Slovenia flag

Slovenia Flag

Slovenia Flag

The modern Slovenian flag has been in use since April 1848, when it was first raised by Lovro Toman in Ljubljana during the turbulent political upheaval that were sweeping Central and Eastern Europe. Toman’s demonstration was part of an effort to demonstrate the sovereignty of Slovenia in response to a German flag that had been raised over a local castle. In a surprise move, the Austro-Hungarian authorities formally recognized the flag despite holding a policy that tricolors were a symbol of revolution against the state.

Sometimes referred to as a tricolor, the modern Slovenian flag consists of three bands of white, blue and red. A coat of arms is superimposed over the bands and features an image of Mount Triglav, the highest peak in the country. Below the peak are two waves, which represent the Adriatic Sea and other rivers in Slovenia. Three golden stars, each with six points, are printed above the image of the mountain and represent the part of the coat of arms of one of Slovenia’s great dynastic houses, the Counts of Celje, who ruled part of the territory in the fourteenth and fifteenth centuries.

The Slovenian flag raised in 1848 lacked a coat of arms. After World War II and the creation of the Socialist Republic of Slovenia, a red five-pointed star was added to the blue band of the flag. In 1991, the flag was redesigned and the current format was introduced. The coat of arms used today was designed by Marko Pogacnik, a prominent Slovenian artist who drew on the history of the country when creating the new flag. There are several variations of the flag, such as for the Slovenian President or the Chief of the General Staff, but all of them bear the coat of arms seen on the main flag.

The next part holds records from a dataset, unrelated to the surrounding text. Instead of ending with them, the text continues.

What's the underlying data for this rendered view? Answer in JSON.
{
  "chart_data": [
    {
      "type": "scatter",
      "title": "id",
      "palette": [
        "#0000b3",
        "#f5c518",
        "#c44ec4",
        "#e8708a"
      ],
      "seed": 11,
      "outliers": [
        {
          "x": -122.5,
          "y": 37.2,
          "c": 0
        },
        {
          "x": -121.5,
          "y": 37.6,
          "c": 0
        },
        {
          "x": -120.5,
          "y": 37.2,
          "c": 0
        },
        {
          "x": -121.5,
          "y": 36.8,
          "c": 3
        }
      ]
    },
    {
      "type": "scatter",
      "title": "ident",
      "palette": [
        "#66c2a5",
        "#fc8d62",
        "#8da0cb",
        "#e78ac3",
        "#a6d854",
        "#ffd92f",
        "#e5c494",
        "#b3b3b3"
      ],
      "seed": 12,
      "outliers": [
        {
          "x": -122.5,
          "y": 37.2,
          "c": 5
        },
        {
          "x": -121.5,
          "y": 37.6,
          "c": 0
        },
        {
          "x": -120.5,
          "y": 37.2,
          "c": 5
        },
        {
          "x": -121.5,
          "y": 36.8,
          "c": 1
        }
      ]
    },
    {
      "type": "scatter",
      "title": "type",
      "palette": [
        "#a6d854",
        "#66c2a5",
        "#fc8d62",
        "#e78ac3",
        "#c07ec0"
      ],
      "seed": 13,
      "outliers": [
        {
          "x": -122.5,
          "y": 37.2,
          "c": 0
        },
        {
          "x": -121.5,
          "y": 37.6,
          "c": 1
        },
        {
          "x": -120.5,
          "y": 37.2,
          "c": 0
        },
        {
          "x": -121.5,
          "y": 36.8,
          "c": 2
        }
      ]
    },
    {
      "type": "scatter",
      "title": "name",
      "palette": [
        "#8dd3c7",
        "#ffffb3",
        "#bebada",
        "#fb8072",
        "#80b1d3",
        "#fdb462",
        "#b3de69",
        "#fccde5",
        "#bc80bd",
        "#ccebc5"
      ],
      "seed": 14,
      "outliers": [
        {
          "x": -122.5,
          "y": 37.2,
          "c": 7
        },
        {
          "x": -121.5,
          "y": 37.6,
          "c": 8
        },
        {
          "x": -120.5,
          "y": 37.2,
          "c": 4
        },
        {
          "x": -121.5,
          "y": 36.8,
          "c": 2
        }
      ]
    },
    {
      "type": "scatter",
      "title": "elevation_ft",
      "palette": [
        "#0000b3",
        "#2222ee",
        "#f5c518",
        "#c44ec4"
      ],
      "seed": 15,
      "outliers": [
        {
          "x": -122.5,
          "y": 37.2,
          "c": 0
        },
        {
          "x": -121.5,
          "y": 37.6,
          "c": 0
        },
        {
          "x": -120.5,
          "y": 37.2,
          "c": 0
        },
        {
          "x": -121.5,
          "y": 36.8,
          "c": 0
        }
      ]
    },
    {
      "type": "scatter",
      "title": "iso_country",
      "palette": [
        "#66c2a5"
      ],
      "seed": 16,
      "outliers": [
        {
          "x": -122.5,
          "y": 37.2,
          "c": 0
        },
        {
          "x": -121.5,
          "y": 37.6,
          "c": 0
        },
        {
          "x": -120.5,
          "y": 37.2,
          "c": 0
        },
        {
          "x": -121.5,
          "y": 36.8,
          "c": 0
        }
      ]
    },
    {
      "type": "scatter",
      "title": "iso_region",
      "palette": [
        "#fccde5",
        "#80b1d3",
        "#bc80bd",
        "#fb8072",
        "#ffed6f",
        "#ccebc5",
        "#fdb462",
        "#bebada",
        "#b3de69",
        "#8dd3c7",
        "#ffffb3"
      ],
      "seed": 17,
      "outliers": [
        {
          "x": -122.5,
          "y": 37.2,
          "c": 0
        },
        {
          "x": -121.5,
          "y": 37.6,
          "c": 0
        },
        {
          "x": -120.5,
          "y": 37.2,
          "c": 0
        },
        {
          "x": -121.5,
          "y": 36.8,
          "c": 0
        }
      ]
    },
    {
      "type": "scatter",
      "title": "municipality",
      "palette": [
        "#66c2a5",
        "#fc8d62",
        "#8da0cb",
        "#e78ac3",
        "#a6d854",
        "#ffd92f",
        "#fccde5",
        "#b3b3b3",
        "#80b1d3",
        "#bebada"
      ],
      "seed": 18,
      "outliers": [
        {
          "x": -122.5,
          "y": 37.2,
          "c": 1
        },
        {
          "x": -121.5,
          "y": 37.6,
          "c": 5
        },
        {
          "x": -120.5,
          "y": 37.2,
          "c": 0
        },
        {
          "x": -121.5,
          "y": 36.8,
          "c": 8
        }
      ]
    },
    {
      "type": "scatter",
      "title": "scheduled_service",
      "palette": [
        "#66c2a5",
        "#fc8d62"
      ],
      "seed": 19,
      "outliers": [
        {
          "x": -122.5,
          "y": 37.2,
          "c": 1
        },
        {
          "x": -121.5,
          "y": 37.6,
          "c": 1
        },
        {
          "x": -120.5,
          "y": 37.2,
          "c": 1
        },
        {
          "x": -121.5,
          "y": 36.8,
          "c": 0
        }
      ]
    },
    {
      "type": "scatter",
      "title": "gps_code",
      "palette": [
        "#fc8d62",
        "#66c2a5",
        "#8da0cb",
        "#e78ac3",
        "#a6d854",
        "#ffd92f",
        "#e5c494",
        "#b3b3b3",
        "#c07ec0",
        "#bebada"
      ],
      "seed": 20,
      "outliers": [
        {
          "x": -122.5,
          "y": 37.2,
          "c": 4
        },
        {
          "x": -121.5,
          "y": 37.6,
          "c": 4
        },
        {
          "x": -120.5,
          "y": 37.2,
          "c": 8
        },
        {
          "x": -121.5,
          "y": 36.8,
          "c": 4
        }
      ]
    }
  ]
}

Several proposed changes to the Slovenia flag were suggested in 2003, one of which would change the horizontal bands to vertical ones to differentiate the Slovenian flag from the current flags of Russia and Slovakia, both of which are tricolors with horizontal stripes. However, this did not prove popular and today the existing design of the Slovenian flag is seen as a celebration of Slovenian culture, history and landscape.